The Burrill Report
Sarepta Therapeutics plummeted 64 percent after disclosing that the U.S. Food and Drug Administration said the biotech’s New Drug Application submission and confirmatory clinical study for eteplirsen as a treatment for Duchenne muscular dystrophy is premature. The FDA’s decision was due in part to the recent failed late-stage clinical study of a competitive product, drisapersen, being developed by Prosensa and GlaxoSmithKline. The FDA also voiced doubt about both the dystrophin biomarker and the use of the 6-minute walk test to support clinical efficacy in Sarepta’s mid-stage study of eteplirsen. “We are very disappointed with the FDA’s decision to reconsider their openness to a potential NDA filing based on our current data and the resultant impact this change may have on our efforts to achieve an earlier approval of eteplirsen,” said Chris Garabedian, president and CEO of Sarepta. The FDA’s decision could delay approval of the exon-skipping drug by at least two years, Garabedian said in a conference call to discuss the news. He said the company will work with the FDA on an acceptable confirmatory study design and seek to address the agency’s concerns regarding a potential NDA filing based on its current clinical endpoints. The FDA’s request to discuss different clinical endpoints, combined endpoints, and different DMD subpopulations for a confirmatory clinical study, along with its questions about dystrophin as a biomarker and the need for a placebo-controlled study, will delay initiation of the confirmatory study of eteplirsen until at least the second quarter of 2014, Sarepta says.
Aegerion Pharmaceuticals received a warning letter from the U.S. Food and Drug Administration after CEO Marc Beer suggested that the company’s Juxtapid could prevent heart attacks and strokes and extend the lives of patients suffering from the rare disease homozygous familial hypercholesterolemia (HoFH). Beer made the statements in two separate interviews on CNBC’s television news show “Fast Money.” Beer made statements such as, “this product has the potential of taking a patient that would die at 30 and allow them to meet their grandkids,” and in another interview, “these patients are going to die of a cardiac event, either a stroke or a heart attack, if we don’t have them on therapy.” The FDA approved Juxtapid only to reduce LDL cholesterol levels in patients suffering from HoFH. The agency noted in the warning letter that the drug comes with serious risks, including a boxed warning regarding the risk of liver toxicity. The FDA warned that Beer’s statements are evidence that Juxtapid is intended for new uses for which it is not approved and demanded a response by November 22 that includes a plan of action to correct any misimpressions about the drug’s approved use. Aegerion issued a statement saying that it would comply with the FDA and take quick action to respond to its letter. Juxtapid therapy costs $250,000 a year and competes with Kynamro, marketed by Isis Pharmaceuticals and Sanofi’s Genzyme.
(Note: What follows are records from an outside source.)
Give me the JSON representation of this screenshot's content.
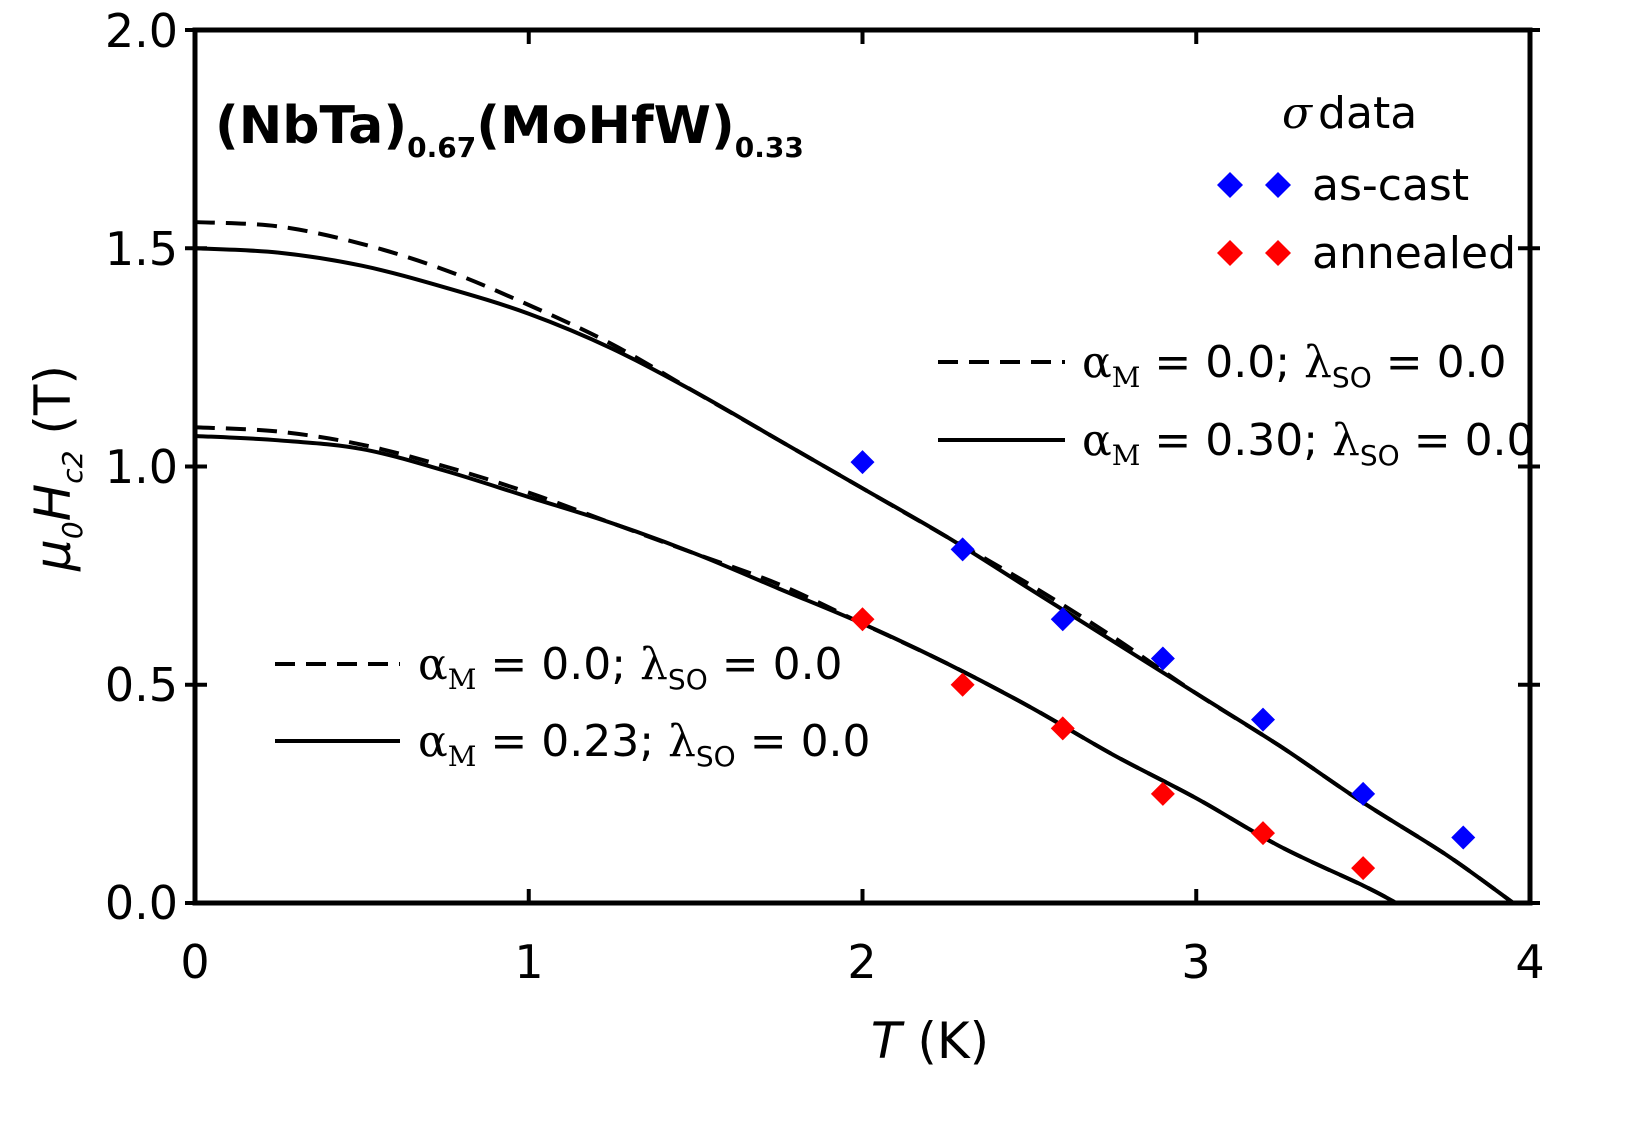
{
  "chart_data": {
    "type": "scatter",
    "title": "(NbTa)0.67(MoHfW)0.33",
    "title_parts": {
      "p1": "(NbTa)",
      "s1": "0.67",
      "p2": "(MoHfW)",
      "s2": "0.33"
    },
    "xlabel": "T (K)",
    "xlabel_parts": {
      "var": "T",
      "unit": " (K)"
    },
    "ylabel": "μ0Hc2 (T)",
    "ylabel_parts": {
      "mu": "μ",
      "mu_sub": "0",
      "H": "H",
      "H_sub": "c2",
      "unit": " (T)"
    },
    "xlim": [
      0,
      4
    ],
    "ylim": [
      0,
      2.0
    ],
    "x_ticks": [
      "0",
      "1",
      "2",
      "3",
      "4"
    ],
    "y_ticks": [
      "0.0",
      "0.5",
      "1.0",
      "1.5",
      "2.0"
    ],
    "legend_markers": {
      "header": "data",
      "header_symbol": "σ",
      "placement": "top-right",
      "entries": [
        {
          "label": "as-cast",
          "color": "#0000ff"
        },
        {
          "label": "annealed",
          "color": "#ff0000"
        }
      ]
    },
    "series": [
      {
        "name": "as-cast",
        "color": "#0000ff",
        "marker": "diamond",
        "x": [
          2.0,
          2.3,
          2.6,
          2.9,
          3.2,
          3.5,
          3.8
        ],
        "y": [
          1.01,
          0.81,
          0.65,
          0.56,
          0.42,
          0.25,
          0.15
        ]
      },
      {
        "name": "annealed",
        "color": "#ff0000",
        "marker": "diamond",
        "x": [
          2.0,
          2.3,
          2.6,
          2.9,
          3.2,
          3.5
        ],
        "y": [
          0.65,
          0.5,
          0.4,
          0.25,
          0.16,
          0.08
        ]
      }
    ],
    "fits": [
      {
        "group": "upper",
        "style": "dashed",
        "label": "αM = 0.0; λSO = 0.0",
        "alpha": "0.0",
        "lambda": "0.0",
        "x": [
          0,
          0.25,
          0.5,
          0.75,
          1.0,
          1.25,
          1.5,
          1.75,
          2.0,
          2.25,
          2.5,
          2.75,
          3.0,
          3.25,
          3.5,
          3.75,
          3.95
        ],
        "y": [
          1.56,
          1.55,
          1.51,
          1.45,
          1.37,
          1.28,
          1.17,
          1.06,
          0.95,
          0.84,
          0.73,
          0.61,
          0.48,
          0.36,
          0.23,
          0.11,
          0.0
        ]
      },
      {
        "group": "upper",
        "style": "solid",
        "label": "αM = 0.30; λSO = 0.0",
        "alpha": "0.30",
        "lambda": "0.0",
        "x": [
          0,
          0.25,
          0.5,
          0.75,
          1.0,
          1.25,
          1.5,
          1.75,
          2.0,
          2.25,
          2.5,
          2.75,
          3.0,
          3.25,
          3.5,
          3.75,
          3.95
        ],
        "y": [
          1.5,
          1.49,
          1.46,
          1.41,
          1.35,
          1.27,
          1.17,
          1.06,
          0.95,
          0.84,
          0.72,
          0.6,
          0.48,
          0.36,
          0.23,
          0.11,
          0.0
        ]
      },
      {
        "group": "lower",
        "style": "dashed",
        "label": "αM = 0.0; λSO = 0.0",
        "alpha": "0.0",
        "lambda": "0.0",
        "x": [
          0,
          0.25,
          0.5,
          0.75,
          1.0,
          1.25,
          1.5,
          1.75,
          2.0,
          2.25,
          2.5,
          2.75,
          3.0,
          3.25,
          3.5,
          3.6
        ],
        "y": [
          1.09,
          1.08,
          1.05,
          1.0,
          0.94,
          0.87,
          0.8,
          0.73,
          0.64,
          0.55,
          0.45,
          0.34,
          0.24,
          0.13,
          0.04,
          0.0
        ]
      },
      {
        "group": "lower",
        "style": "solid",
        "label": "αM = 0.23; λSO = 0.0",
        "alpha": "0.23",
        "lambda": "0.0",
        "x": [
          0,
          0.25,
          0.5,
          0.75,
          1.0,
          1.25,
          1.5,
          1.75,
          2.0,
          2.25,
          2.5,
          2.75,
          3.0,
          3.25,
          3.5,
          3.6
        ],
        "y": [
          1.07,
          1.06,
          1.04,
          0.99,
          0.93,
          0.87,
          0.8,
          0.72,
          0.64,
          0.55,
          0.45,
          0.34,
          0.24,
          0.13,
          0.04,
          0.0
        ]
      }
    ]
  }
}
Specialty drugmaker Transcept Pharmaceuticals is cutting its workforce by 43 percent and restructuring its Board of Directors to conserve cash and be more attractive to a potential buyer. The changes are expected to save the company about $1 million annually and are expected to take place at the end of 2013. The company will be left with just eight employees. In September Transcept rejected a $4 per share bid by Retrophin to acquire the company. Transcept has been in trouble for some time. It has had a difficult time increasing sales of its one approved product, the sleep aid Intermezzo, which competes with market leader Ambien. Partner Purdue Pharmaceuticals has stopped marketing the product, and Transcept is trying to regain commercialization and development rights from Purdue. Last year, it stopped development of an experimental therapy after it failed a mid-stage study to treat obsessive compulsive disorder. Transcept’s lead development candidate, TO-2070, is a novel, rapidly absorbed treatment for acute migraine, which was recently licensed from Japanese drugmaker Shin Nippon Biomedical Laboratories.
Dendreon reported third quarter 2013 results and announced another restructuring and cost reduction plan to remove more than $125 million in cash operating expenses from the company’s 2013 run rate, representing a reduction of approximately 20 percent. Reductions will come from all expense categories and leave the biotech with about 820 employees, down from more than 2,000 employees at its peak. The company had about 1,050 employees as of February 2013. In late October, Bloomberg reported that the company was looking for a buyer. Dendreon has been unable to boost sales of its prostate cancer vaccine Provenge, which were just $68 million in the third quarter of 2013, compared to $77.9 million in the third quarter of 2012.
During a slide presentation at the 2013 Credit Suisse Annual Health Care Conference, Theravance CEO Rick Winningham said its experimental drug TD-9855 did not meet the primary efficacy endpoint of symptom reduction in a mid-stage study. Winningham said the company will not it program in ADHD. TD-9855 is currently being evaluated in an ongoing mid-stage study in patients with fibromyalgia, results of which are expected during the first half of 2014. TD-9855 is an investigational norepinephrine and serotonin reuptake inhibitor for the treatment of central nervous system conditions such as chronic pain.